В первой Руслан числил заслуженных.
В слове был двойной смысл. В обычной речи оно означало, что эти люди многое получили, заслужили своей прежней жизнью: давным-давно все они обосновались в городских домах и имениях с прислугой; передвигались только в собственных или выделенных властями аэрах; жалованья получали много, а на что его тратить, не знали, потому что ни в чем не нуждались. Правда, почти все это еще в прежней жизни же они и потеряли, а если сохранили, то уж, во всяком случае, заслуженными в обществе уже не считались, а безнадежно пребывали в презренном положении старых заслуженных. Попав же в дискретизатор, стали просто старыми. А второй смысл, который Руслан вкладывал в название этой категории, был связан с наказанием, возмездием. Заслуженных в этом смысле правильнее, конечно, было бы называть заслужившие, но это казалось ему слишком прямолинейным. Во всяком случае, мучительные освещения и извлечения, беседы и одинокие пробуждения во мгле пустых комнат были ими действительно заслужены, считал Руслан и нисколько им не сочувствовал, точно зная, что никогда они не научатся отделять моменты и фиксировать мгновения, так и доживут здесь, и умрут без понимания.
А вот другой категории Руслан сочувствовал очень. Это были бессловесные, вообще-то их деликатно называли полезными, но Руслан, как и все, в неофициальной обстановке и про себя называл их именно бессловесными — так было точнее.

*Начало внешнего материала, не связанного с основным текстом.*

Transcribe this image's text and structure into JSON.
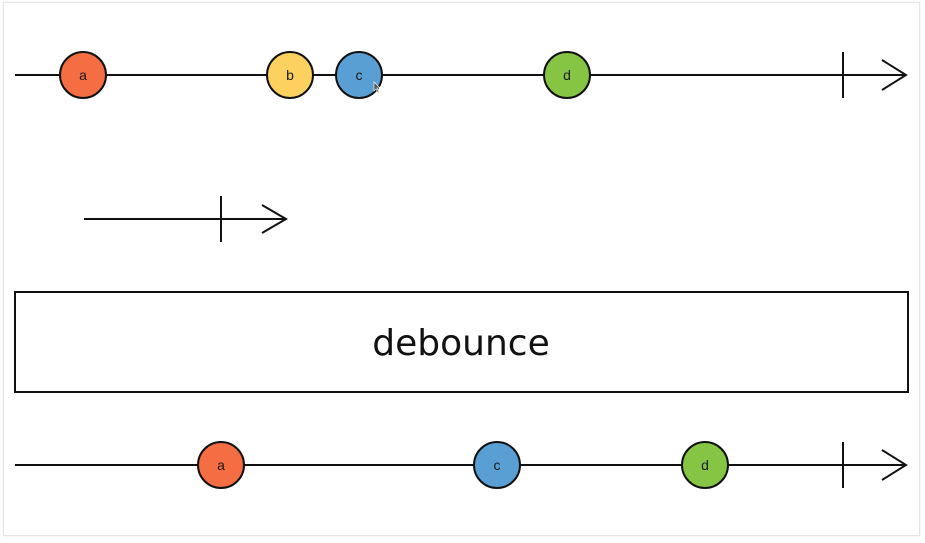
{
  "diagram": {
    "operator_label": "debounce",
    "colors": {
      "line": "#111111",
      "orange": "#f46d43",
      "yellow": "#fdd160",
      "blue": "#5a9fd4",
      "green": "#86c543",
      "box_fill": "#ffffff"
    },
    "input_marbles": [
      {
        "label": "a",
        "color": "orange"
      },
      {
        "label": "b",
        "color": "yellow"
      },
      {
        "label": "c",
        "color": "blue"
      },
      {
        "label": "d",
        "color": "green"
      }
    ],
    "output_marbles": [
      {
        "label": "a",
        "color": "orange"
      },
      {
        "label": "c",
        "color": "blue"
      },
      {
        "label": "d",
        "color": "green"
      }
    ]
  }
}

Они никогда ничего не имели: селили их в небольших квартирах, а сами они своими руками зачем-то строили себе еще жилища вне города, избы; прислуга им не полагалась, да большая их часть и была прислугой; пользовались они коллективными, шумными и тесными аэрами либо маленькими аэретами, тряскими и ненадежными; денег им всегда не хватало, так что и ели-то они не каждый раз, когда хотелось. Такова была их прежняя жизнь, так же они существовали и до самого попадания в дискретизатор. И здесь для них ничего не менялось, они так и оставались бессловесными, ничего не понимали, ни на что не жаловались, старались — да старания-то их были бесцельными.

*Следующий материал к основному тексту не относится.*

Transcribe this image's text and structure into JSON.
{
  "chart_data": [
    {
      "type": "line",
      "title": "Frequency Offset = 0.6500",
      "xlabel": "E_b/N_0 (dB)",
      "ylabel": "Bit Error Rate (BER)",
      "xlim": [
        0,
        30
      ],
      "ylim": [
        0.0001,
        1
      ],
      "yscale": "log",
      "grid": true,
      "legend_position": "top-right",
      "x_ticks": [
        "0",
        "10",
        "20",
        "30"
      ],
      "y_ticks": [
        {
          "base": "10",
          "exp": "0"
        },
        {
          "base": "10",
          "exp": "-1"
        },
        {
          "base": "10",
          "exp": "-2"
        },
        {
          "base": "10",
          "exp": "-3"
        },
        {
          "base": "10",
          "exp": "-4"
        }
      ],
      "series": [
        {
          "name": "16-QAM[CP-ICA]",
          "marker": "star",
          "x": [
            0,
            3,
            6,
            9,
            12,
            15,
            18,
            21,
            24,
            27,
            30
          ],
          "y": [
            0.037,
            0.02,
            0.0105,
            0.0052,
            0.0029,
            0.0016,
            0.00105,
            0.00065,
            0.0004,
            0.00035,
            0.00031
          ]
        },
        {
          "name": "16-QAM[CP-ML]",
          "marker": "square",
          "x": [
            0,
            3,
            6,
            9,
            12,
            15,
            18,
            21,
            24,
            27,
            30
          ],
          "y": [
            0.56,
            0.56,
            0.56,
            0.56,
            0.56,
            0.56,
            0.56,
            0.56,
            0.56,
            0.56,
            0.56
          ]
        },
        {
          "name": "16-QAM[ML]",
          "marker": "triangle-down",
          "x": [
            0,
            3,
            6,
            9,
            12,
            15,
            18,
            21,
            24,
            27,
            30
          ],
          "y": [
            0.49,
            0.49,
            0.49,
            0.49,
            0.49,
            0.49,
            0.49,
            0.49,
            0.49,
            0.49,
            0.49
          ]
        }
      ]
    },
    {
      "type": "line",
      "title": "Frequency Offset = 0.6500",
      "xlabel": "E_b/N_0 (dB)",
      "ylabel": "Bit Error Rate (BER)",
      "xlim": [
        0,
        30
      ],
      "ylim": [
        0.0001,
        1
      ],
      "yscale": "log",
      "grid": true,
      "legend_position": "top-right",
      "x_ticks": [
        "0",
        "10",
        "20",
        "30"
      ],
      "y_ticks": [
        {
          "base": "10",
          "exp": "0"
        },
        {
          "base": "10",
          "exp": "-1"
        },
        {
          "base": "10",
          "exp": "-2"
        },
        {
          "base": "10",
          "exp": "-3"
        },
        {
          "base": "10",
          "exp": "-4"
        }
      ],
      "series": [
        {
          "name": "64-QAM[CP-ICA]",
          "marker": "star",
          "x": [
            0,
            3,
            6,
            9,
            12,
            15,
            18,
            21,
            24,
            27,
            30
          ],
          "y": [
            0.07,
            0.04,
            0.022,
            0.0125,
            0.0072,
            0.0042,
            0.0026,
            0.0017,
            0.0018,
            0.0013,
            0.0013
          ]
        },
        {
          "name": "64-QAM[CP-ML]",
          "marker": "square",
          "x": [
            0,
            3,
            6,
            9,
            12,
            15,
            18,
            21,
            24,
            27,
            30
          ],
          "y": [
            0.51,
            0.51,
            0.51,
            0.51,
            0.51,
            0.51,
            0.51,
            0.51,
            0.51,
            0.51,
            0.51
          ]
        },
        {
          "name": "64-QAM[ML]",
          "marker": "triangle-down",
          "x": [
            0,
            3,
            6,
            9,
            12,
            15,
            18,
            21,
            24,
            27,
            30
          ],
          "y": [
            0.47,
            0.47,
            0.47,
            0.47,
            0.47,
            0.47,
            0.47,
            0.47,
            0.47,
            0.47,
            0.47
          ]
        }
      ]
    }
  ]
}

Потому что, во-первых, бессловесные абсолютно не понимали, чего они должны достичь стараниями, и, во-вторых, уже давно требуемого достигли, только не знали об этом и потому не могли отчитаться.

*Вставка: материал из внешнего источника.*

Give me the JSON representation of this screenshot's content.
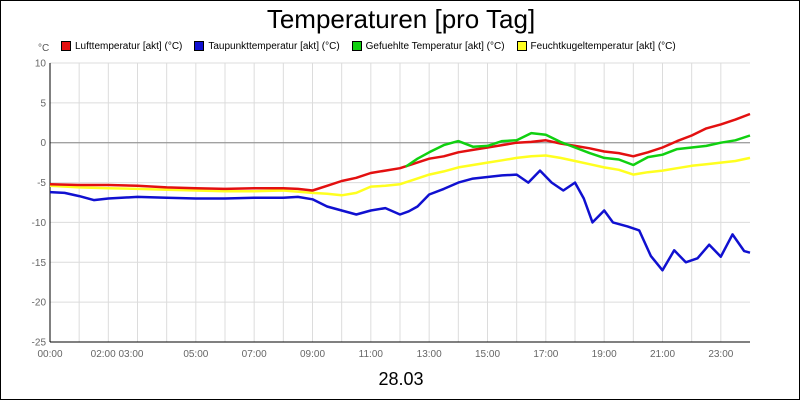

С самого рождения и дальше, по сей день, они так и жили: момент повисал в пустоте, ни к чему не привязанный ни до, ни после, и он же, этот момент, поглощал все их существование, включал его в себя целиком. Потом он рушился, исчезал в бездне прошедшего, и новое мгновение застывало, и бессловесный застывал внутри него, как мошка в янтаре, но в последний миг этого мгновения успевал из него освободиться, мгновение исчезало в прорве, а бессловесный уже впаивался в следующее… Они все от самого рождения жили в разорванном времени, они отделяли момент от другого, не думая и не прилагая никаких усилий! А их терзали, держали в старом скрипучем доме посреди маленького сада за высоким забором, и они старались стать такими, какими родились, и ничего не выходило, они умирали взаперти, а один из сотни выходил на волю через десять, или пятнадцать, или тридцать лет, выходил по какой-нибудь случайности — да так ничего и не понимал.
За это Руслан их и жалел.
А себя относил к первой, конечно, категории, не без оговорок (ну, например, он жил, как заслуженный, совсем недолго), но к первой.
Соответственно, считал и себя заслужившим.
* * *
Однажды, когда Руслан сидел на стуле, положив голову в ладони, его вызвали к главному в необычное время.
— Ну, как выделяем, — спросил главный, сизо-седой мужчина с темным, вероятно, из-за больной печени лицом в глубоких складках, глядя поверх очков на первую страницу тоненькой пачки дела Руслана, — как получается выделять момент? Мгновение-то уже стоит или еще плывет, расползается? А?
Руслан молча пожал плечами, потому что не знал, что ответить. Иногда моменты разделялись, мгновения останавливались и поглощали вечность, а иногда все, как и в самом начале, сминалось в ком, спутывалось, вытягивалось одно за другим в непредсказуемой последовательности… Единственное, что он мог бы сказать с уверенностью, — время шло, жизнь исчезала, и только одно отличало ее от жизни до начала процесса: она ничем не была заполнена, кроме самого ощущения исчезающей жизни. Но вряд ли от него ждали подобного ответа.
Главный кашлянул и улыбнулся Руслану с таким выражением, будто сейчас произнесет вслух то, что давно известно им двоим, но никогда не произносилось.